Have Another Cup

By Medical Discovery News

May 19, 2012

I Own Myself... Don't I?

During the morning rush or the afternoon lull, Americans all seem to reach for a pick-me-up using the same thing – caffeine, whether it be coffee, soda or tea. The human love affair with caffeine dates back 500,000 years when Paleolithic man drank tea. While people today use caffeine as a stimulant, experiments have not been able to prove it actually improves cognitive performance, meaning it doesn’t help someone memorize or retain facts for an upcoming exam.
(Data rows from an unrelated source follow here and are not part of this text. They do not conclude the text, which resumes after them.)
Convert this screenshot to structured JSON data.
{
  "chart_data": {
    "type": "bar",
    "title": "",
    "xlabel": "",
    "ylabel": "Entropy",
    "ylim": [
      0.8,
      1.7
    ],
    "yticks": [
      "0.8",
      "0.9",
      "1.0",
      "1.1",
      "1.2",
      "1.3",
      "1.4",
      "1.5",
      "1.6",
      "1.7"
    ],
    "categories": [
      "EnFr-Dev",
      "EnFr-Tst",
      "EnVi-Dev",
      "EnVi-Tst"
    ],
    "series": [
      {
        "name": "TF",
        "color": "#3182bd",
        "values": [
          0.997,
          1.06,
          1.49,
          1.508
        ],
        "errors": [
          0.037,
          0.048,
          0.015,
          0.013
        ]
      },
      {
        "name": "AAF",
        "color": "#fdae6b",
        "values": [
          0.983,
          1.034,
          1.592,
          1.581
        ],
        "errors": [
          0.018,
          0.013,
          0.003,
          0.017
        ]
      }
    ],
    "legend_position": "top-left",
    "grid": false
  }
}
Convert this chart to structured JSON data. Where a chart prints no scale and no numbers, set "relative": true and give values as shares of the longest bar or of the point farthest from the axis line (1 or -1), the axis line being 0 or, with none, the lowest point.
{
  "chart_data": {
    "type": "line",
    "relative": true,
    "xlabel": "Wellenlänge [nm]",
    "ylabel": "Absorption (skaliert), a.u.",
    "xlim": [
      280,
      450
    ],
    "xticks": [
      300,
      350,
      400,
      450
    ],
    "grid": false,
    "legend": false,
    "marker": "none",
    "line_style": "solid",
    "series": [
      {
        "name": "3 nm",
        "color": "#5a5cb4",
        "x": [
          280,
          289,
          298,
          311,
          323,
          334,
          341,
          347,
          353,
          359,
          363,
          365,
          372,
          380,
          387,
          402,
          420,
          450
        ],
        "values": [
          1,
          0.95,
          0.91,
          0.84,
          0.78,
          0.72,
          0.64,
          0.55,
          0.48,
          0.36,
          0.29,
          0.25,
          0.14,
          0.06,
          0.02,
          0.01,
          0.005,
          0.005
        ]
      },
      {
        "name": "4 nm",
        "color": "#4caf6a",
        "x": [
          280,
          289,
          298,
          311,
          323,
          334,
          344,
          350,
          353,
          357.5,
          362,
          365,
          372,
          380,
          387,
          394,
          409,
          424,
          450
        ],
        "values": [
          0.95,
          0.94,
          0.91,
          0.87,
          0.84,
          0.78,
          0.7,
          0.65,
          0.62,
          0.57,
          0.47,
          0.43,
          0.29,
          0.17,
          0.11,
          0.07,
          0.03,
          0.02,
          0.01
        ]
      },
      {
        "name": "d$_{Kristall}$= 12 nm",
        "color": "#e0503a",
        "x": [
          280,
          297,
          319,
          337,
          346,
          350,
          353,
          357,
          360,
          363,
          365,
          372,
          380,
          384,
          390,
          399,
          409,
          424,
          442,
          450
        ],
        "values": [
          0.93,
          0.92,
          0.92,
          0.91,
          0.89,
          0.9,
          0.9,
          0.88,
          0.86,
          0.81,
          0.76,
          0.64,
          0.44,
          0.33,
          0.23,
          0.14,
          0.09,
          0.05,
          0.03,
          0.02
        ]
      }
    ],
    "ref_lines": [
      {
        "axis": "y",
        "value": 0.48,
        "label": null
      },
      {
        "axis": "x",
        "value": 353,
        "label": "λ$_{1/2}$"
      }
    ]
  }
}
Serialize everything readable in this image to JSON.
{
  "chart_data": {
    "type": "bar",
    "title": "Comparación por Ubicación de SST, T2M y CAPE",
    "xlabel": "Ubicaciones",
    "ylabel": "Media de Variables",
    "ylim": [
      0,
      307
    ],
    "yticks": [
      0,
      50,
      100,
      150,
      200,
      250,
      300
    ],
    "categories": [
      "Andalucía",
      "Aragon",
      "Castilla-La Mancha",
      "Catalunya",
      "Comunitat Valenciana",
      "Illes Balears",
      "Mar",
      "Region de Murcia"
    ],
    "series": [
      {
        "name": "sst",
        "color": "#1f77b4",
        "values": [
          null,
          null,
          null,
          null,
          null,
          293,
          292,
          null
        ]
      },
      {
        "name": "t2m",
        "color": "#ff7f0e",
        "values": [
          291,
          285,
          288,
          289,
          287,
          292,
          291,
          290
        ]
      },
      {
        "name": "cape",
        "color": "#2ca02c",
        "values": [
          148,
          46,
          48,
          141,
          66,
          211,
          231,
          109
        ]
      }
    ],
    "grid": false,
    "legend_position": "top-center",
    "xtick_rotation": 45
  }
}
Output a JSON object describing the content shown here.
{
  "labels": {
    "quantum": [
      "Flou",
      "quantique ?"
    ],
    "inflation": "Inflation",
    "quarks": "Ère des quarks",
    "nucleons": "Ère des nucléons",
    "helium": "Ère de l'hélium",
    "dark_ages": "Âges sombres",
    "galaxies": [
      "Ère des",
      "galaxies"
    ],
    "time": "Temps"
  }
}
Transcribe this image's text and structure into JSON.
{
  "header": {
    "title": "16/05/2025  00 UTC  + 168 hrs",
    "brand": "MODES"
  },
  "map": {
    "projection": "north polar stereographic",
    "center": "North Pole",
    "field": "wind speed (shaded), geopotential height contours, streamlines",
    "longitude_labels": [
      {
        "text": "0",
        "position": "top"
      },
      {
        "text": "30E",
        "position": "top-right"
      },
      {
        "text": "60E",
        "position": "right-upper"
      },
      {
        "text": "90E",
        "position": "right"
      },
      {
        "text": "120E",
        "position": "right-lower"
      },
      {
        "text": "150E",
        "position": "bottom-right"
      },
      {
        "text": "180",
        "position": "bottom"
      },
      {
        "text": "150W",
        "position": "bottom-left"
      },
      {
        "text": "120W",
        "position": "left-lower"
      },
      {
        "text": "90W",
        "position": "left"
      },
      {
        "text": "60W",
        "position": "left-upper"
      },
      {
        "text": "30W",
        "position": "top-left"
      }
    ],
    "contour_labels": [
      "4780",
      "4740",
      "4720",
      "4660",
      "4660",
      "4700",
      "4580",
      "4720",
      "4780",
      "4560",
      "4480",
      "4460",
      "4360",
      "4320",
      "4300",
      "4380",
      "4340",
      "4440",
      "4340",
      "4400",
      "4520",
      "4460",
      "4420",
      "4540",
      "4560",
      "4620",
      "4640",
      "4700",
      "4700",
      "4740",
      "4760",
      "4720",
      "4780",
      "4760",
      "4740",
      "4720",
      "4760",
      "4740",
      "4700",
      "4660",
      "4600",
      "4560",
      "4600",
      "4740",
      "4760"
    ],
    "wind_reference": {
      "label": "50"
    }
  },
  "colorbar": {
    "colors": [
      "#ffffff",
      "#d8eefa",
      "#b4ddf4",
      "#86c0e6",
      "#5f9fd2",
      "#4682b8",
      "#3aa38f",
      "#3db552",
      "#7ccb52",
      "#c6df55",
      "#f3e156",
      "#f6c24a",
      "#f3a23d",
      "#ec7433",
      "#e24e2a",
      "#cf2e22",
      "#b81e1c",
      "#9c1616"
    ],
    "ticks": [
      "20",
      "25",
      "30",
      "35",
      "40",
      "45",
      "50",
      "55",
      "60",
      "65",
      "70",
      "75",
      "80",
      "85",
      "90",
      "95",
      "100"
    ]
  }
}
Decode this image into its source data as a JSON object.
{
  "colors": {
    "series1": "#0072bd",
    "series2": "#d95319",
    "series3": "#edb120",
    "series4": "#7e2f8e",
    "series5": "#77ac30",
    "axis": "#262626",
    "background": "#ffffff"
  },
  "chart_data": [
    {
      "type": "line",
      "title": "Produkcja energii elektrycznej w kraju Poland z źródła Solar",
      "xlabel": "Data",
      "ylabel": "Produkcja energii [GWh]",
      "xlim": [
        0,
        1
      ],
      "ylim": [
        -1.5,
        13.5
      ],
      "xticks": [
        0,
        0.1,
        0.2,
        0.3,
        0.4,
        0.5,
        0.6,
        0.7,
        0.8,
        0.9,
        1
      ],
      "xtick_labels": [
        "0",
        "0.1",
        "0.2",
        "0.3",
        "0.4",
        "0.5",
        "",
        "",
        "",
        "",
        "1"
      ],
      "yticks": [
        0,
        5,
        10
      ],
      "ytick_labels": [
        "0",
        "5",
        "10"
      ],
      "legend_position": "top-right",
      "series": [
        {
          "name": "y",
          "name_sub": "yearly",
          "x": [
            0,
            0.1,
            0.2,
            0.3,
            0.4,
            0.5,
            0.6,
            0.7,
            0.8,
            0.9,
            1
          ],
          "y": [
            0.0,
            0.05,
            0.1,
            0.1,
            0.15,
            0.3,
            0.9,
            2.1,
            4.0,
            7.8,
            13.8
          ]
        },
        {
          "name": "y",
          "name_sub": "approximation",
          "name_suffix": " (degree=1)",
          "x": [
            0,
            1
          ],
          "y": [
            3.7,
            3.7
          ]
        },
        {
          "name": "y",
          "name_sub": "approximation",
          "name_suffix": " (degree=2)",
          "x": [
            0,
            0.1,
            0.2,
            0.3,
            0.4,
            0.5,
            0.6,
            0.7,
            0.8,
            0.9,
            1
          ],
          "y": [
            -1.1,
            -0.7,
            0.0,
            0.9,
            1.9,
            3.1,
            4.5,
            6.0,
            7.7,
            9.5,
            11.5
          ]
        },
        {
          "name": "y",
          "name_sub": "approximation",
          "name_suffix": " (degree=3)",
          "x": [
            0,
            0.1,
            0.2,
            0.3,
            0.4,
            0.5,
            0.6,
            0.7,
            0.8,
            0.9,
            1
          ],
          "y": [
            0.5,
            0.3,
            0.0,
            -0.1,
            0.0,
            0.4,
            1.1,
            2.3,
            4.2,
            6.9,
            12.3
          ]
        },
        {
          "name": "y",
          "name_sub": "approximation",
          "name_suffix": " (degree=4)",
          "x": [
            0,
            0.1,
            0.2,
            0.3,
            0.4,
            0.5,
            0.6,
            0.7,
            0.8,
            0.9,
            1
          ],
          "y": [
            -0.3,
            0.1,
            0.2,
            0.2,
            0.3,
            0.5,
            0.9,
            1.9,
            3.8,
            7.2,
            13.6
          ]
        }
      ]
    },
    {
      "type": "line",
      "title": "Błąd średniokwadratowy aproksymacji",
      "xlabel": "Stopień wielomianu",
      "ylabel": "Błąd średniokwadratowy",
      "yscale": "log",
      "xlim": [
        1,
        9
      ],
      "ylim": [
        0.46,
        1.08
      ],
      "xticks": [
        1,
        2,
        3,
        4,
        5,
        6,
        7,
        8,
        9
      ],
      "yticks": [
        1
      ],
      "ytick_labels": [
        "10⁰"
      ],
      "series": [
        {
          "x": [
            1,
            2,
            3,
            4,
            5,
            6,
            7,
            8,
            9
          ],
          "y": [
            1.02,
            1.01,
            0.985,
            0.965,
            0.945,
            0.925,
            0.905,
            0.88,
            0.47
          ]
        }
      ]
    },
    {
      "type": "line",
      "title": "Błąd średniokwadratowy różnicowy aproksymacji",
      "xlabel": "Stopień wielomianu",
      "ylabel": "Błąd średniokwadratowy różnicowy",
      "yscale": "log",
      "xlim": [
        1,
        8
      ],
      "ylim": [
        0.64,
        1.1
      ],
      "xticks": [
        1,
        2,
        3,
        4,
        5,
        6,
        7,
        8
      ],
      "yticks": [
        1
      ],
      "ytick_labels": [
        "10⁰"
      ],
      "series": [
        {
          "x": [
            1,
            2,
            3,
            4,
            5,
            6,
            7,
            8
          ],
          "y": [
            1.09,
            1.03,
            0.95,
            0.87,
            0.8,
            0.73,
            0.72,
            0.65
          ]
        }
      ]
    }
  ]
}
That hasn’t stopped scientists from studying caffeine to understand its effects on the brain. Now, a new report joins a short list of studies showing a shot of Red Bull could enhance mental acuity.  Serena Dudek of the National Institute of Environmental Health Sciences in Research Triangle Park, N.C., is co-author of the study. In experiments with rats, her team found caffeine jolts neurons in an area deep inside the brain responsible for forming, organizing and storing memory.

Caffeine alters brain chemistry because the molecule is small enough to enter the brain and interrupt normal nerve cell functions. In particular, it interferes with a process responsible for sleepiness. People get sleepy because as the day wears on, a chemical in the brain called adenosine builds up. This neurotransmitter protects the brain and keeps it from overworking by binding with nerve cells to slow their activity. As neurons slow down, a person gets sleepy; however, as they sleep, adenosine levels drop, which resets the sleep clock.

Caffeine interrupts this cycle by competing with adenosine for binding to nerve cells. Since caffeine is structurally similar, it can bind to nerve cells, blocking adenosine and stopping the sleep signal. Rather than slow down, the neurons keep working and, in Dudek’s study, they do so in an area of the brain not seen before.

When researchers gave rats the caffeine equivalent to two cups of coffee, a small amount compared with the massive doses used in other studies, they measured the electrical signals of neurons in an area of the hippocampus called CA2. The cells there responded with a huge burst of electrical activity, and the higher the dose of caffeine, the greater the response.

Scientists were able to replicate the experiment on CA2 nerve cells grown in a petri dish.  After only five minutes of exposure to caffeine, these nerve cells were still activated three hours later. If human CA2 neurons respond the same way, this area of the brain may be the most sensitive to caffeine.

The results suggest caffeine may temporarily stimulate mental sharpness and could have a role in learning, which makes sense because the hippocampus, a set of seahorse-shaped organs behind the ears, is responsible for organizing and developing memory. That’s why London cab drivers who learn incredibly complex traffic routes have an enlarged hippocampus.

The study’s results, though on rats, may give a better understanding of caffeine’s effects on the human brain. If caffeine does enhance memory, the 80 to 90 percent of Americans who swear by their daily caffeine habit have more reason to get another cup.